Scholar Presentation: Profiling the HLA diversity in Multiple US Populations Using High-resolution 9-locus Haplotype Frequencies from Donors in the NMDP Donor Registry

Tuesday, October 7, 2025

10:00 AM - 10:15 AM US EDT

Location: Grand Cypress D - F

CE: .04 CEC / .25 CME

Speaker(s)

Abeer Madbouly, PhD

Consultant
MHC Therapeutics Bioconsulting
Minneapolis, MN

Moderator(s)

Ryan Pena, MD, PhD, MS, F(ACHI)

Tufts University School of Medicine

Aim: To characterize the HLA immunogenetic diversity in US populations, nine locus haplotype frequencies (HFs) were estimated from volunteer stem-cell donors in the NMDP registry. These HFs are crucial for high-resolution imputation, match predictions, and match likelihood projections. Our objective was to refresh this valuable population genetics reference dataset for the Histocompatibility and Immunogenetics (H&I) community, most recently updated in 2013.

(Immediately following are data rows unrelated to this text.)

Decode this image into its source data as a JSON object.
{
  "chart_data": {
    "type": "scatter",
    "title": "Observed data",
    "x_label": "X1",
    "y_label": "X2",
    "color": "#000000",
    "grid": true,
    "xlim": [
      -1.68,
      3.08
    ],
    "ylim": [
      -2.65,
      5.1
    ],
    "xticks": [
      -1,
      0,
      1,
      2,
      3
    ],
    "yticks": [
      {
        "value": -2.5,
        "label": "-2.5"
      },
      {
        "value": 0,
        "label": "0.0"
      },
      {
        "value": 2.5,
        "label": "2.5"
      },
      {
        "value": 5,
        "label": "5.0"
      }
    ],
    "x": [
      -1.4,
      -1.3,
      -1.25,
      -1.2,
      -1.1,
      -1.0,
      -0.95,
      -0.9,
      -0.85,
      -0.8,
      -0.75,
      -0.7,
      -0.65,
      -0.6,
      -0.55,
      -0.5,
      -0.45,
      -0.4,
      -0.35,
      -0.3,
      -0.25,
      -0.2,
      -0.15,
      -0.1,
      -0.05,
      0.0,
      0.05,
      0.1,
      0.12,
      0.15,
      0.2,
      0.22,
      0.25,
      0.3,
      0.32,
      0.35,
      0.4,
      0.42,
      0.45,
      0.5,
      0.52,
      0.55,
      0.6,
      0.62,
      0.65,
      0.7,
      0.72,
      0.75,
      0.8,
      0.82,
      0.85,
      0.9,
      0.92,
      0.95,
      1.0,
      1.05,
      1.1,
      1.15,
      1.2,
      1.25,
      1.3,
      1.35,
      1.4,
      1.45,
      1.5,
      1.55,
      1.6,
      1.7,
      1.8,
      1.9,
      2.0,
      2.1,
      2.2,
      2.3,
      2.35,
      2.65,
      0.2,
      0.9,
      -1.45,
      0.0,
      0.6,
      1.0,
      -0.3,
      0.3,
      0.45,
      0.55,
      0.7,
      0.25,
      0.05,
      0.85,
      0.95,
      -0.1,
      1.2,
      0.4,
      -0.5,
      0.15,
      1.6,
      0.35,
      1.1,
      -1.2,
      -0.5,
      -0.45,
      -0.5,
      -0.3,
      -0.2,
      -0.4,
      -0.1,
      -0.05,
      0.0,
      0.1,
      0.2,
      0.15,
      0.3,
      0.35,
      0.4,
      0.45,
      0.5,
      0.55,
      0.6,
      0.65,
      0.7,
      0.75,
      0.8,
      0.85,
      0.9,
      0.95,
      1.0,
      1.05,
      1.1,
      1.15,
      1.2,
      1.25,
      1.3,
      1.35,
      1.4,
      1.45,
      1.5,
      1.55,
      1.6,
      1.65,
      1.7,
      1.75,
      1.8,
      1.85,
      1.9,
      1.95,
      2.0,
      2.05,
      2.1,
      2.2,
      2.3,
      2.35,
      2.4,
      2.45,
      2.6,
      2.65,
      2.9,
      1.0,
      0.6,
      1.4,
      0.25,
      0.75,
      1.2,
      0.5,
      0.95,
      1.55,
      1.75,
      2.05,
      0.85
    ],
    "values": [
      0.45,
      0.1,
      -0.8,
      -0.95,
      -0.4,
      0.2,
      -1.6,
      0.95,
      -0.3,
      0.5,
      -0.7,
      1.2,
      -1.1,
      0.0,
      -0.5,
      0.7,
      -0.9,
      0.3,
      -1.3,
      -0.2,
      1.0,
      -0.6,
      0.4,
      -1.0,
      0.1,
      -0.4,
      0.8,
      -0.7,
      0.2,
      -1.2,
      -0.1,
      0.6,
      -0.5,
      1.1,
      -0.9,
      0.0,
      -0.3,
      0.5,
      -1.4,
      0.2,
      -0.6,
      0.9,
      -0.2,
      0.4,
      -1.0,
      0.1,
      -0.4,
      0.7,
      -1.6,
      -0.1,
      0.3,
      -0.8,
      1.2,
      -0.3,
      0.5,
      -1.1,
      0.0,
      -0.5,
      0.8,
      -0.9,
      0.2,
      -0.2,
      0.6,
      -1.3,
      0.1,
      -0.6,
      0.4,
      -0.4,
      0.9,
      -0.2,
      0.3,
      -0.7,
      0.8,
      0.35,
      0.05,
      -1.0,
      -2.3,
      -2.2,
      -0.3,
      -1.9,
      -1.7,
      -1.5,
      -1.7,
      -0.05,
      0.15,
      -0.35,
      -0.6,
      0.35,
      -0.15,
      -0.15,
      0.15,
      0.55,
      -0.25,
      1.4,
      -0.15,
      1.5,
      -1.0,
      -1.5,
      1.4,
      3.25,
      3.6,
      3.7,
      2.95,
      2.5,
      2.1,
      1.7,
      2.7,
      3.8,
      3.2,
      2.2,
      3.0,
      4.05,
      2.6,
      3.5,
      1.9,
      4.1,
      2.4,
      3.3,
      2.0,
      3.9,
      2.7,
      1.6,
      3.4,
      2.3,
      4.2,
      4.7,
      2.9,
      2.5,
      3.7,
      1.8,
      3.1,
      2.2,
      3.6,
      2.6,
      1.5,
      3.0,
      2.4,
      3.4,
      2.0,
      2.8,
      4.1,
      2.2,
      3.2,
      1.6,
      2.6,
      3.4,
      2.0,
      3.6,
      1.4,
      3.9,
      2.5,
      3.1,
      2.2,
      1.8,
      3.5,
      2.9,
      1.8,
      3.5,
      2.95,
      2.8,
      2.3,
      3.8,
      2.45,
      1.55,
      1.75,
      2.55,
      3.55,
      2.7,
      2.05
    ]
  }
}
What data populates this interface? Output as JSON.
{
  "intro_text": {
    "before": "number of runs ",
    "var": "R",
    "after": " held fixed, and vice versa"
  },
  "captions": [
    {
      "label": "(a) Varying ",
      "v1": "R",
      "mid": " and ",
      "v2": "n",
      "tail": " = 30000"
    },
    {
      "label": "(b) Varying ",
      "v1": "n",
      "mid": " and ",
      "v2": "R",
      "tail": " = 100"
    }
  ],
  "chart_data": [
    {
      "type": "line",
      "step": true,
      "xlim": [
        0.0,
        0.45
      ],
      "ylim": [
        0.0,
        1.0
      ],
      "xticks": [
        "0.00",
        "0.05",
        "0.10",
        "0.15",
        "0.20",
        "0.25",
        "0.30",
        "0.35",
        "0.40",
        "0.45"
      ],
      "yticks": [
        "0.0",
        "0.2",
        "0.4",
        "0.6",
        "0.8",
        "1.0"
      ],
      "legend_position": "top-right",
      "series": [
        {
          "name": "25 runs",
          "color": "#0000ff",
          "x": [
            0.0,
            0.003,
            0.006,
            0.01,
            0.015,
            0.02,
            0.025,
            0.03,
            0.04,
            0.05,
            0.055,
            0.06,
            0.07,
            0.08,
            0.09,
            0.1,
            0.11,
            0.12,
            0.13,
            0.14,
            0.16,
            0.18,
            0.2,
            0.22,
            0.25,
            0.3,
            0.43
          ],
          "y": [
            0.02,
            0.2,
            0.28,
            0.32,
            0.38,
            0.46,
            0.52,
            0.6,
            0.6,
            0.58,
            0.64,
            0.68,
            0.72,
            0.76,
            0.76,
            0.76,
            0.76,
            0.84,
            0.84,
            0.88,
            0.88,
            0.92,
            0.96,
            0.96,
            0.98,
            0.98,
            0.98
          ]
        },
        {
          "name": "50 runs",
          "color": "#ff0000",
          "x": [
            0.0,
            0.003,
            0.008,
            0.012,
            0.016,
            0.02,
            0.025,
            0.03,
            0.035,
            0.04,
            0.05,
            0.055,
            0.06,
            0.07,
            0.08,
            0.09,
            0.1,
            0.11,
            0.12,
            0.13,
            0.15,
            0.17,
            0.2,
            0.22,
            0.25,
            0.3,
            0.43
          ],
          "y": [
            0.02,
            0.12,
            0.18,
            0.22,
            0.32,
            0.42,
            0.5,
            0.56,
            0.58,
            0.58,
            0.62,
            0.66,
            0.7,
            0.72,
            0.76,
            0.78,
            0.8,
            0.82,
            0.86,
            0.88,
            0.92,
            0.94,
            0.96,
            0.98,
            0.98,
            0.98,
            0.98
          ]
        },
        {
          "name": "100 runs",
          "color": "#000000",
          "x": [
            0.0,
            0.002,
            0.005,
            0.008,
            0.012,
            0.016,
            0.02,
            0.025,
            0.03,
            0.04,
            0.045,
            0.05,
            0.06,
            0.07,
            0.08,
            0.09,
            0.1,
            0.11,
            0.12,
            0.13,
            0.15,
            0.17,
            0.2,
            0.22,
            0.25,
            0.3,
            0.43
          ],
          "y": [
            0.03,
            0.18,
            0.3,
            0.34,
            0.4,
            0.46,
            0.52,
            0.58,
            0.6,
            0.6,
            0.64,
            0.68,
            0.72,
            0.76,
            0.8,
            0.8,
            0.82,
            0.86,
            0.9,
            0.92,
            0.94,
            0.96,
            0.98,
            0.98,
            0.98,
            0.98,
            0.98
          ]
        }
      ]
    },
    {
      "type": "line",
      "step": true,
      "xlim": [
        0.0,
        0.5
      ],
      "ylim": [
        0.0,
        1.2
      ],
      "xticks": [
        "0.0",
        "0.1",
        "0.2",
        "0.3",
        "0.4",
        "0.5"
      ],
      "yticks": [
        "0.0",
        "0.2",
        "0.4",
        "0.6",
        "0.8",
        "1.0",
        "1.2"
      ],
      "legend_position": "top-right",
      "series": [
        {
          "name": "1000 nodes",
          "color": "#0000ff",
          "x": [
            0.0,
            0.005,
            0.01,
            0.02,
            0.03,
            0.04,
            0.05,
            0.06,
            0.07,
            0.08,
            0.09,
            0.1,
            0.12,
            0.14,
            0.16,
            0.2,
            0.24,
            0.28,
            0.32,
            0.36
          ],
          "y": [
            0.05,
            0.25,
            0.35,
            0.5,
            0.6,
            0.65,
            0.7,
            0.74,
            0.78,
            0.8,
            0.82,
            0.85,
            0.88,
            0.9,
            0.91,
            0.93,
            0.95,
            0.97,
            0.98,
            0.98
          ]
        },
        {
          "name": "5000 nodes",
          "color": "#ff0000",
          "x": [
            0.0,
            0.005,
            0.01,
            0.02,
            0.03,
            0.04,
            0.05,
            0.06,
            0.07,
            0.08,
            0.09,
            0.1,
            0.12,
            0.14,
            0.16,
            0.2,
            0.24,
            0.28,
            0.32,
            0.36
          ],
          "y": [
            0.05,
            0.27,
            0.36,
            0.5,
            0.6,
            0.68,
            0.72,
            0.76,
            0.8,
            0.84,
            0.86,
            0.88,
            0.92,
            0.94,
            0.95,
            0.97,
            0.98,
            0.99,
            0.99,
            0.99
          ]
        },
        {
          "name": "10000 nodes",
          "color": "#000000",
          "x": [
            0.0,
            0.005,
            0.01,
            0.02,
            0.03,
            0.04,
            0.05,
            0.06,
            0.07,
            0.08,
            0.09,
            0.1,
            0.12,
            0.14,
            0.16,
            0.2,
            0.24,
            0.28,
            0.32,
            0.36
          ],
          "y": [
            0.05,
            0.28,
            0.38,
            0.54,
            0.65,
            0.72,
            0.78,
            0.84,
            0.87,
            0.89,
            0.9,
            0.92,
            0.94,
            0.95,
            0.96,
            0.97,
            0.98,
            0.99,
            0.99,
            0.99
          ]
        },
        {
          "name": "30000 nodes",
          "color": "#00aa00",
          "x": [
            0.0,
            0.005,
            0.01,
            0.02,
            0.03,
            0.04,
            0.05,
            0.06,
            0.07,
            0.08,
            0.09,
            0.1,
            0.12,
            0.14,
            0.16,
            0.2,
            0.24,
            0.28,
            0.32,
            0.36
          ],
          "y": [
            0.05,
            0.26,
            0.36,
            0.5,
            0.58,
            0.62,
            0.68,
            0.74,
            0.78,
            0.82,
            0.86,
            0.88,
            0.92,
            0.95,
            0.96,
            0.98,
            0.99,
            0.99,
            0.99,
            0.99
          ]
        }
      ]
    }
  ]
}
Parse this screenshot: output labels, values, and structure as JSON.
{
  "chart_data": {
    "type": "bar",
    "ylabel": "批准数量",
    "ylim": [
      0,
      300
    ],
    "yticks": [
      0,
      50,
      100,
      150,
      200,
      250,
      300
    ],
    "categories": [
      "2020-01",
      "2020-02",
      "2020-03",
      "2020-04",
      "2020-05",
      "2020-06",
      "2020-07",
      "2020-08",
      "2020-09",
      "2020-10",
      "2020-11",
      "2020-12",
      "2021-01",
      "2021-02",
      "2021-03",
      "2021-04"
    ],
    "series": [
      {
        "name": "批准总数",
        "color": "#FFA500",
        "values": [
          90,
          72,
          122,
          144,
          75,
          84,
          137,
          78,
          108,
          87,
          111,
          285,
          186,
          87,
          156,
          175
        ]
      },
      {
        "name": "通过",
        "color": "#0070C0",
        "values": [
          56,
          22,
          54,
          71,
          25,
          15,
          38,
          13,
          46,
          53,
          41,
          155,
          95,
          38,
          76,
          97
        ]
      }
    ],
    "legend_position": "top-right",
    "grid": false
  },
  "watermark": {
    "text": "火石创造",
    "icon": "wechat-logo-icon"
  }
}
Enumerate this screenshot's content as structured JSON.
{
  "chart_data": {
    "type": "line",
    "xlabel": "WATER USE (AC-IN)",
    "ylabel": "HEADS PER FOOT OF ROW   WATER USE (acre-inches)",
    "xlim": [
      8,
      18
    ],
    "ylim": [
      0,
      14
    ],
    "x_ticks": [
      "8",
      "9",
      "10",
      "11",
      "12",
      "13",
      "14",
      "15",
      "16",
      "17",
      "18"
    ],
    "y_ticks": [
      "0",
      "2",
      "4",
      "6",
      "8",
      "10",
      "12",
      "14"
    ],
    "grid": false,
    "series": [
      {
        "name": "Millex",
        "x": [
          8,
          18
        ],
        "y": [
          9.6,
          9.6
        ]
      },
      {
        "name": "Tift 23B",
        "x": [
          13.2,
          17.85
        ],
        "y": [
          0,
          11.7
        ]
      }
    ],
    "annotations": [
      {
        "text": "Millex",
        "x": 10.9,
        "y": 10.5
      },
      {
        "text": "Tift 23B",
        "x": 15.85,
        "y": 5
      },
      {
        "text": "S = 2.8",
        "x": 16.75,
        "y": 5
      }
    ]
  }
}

Methods: A dataset of 9,671,082 NMDP donors typed by DNA methods was used to estimate 9-locus HFs using an updated Expectation Maximization algorithm that fills typing gaps and jointly resolves phase and allelic ambiguities. Self-identified race and ethnicity categories were captured on the NMDP member recruitment form and used to stratify the study populations into five broad and 21 genetically distinctive detailed groups. Multiple population genetics analyses were conducted, including deviation from Hardy-Weinberg equilibrium proportions (HWEP), Linkage disequilibrium
(LD), population clustering, and genetic distance. HapLogic, the NMDP matching algorithm, was used to validate the efficacy of the estimated HFs for matching.

Results: Typing coverage was 100% for HLA-A, B and DRB1, 75%, 54%, 41%, and 10% for HLA-C, DQB1, DPB1, DPA1, and DQA1 respectively. The top 10 9-locus haplotypes in the US by aggregate frequencies are shown in table 1 with cumulative HFs between 0.84% to 10%. Most of the nine loci deviated from HWEP with exceptions at loci with sparse data: DQA1, DPB1, and DPA1. LD was stronger for class II loci like DRB1 with DQB1 and DQA1 with Black
populations showing lower class II LD than all other groups. Clustering analysis showed tight clusters for Black, Hispanic, and White populations while Asian groups showed more intra-population genetic diversity. Matching validation showed improved match predictions than previously published results (0.97 for 10/10 and 0.62 for DPB1 predictions) with current AUC = 0.98, 0.94, 0.8 and 0.96 for 10/10, DQA1, DPB1 and DPA1 respectively (figure 1).

Conclusion: The newly estimated 9-locus HFs extend previous frequency studies to cover all classical HLA loci with a larger sample size. This dataset can be applied for comprehensive and accurate HLA matching, virtual crossmatch predictions, and multiple other applications in genetics research and medicine.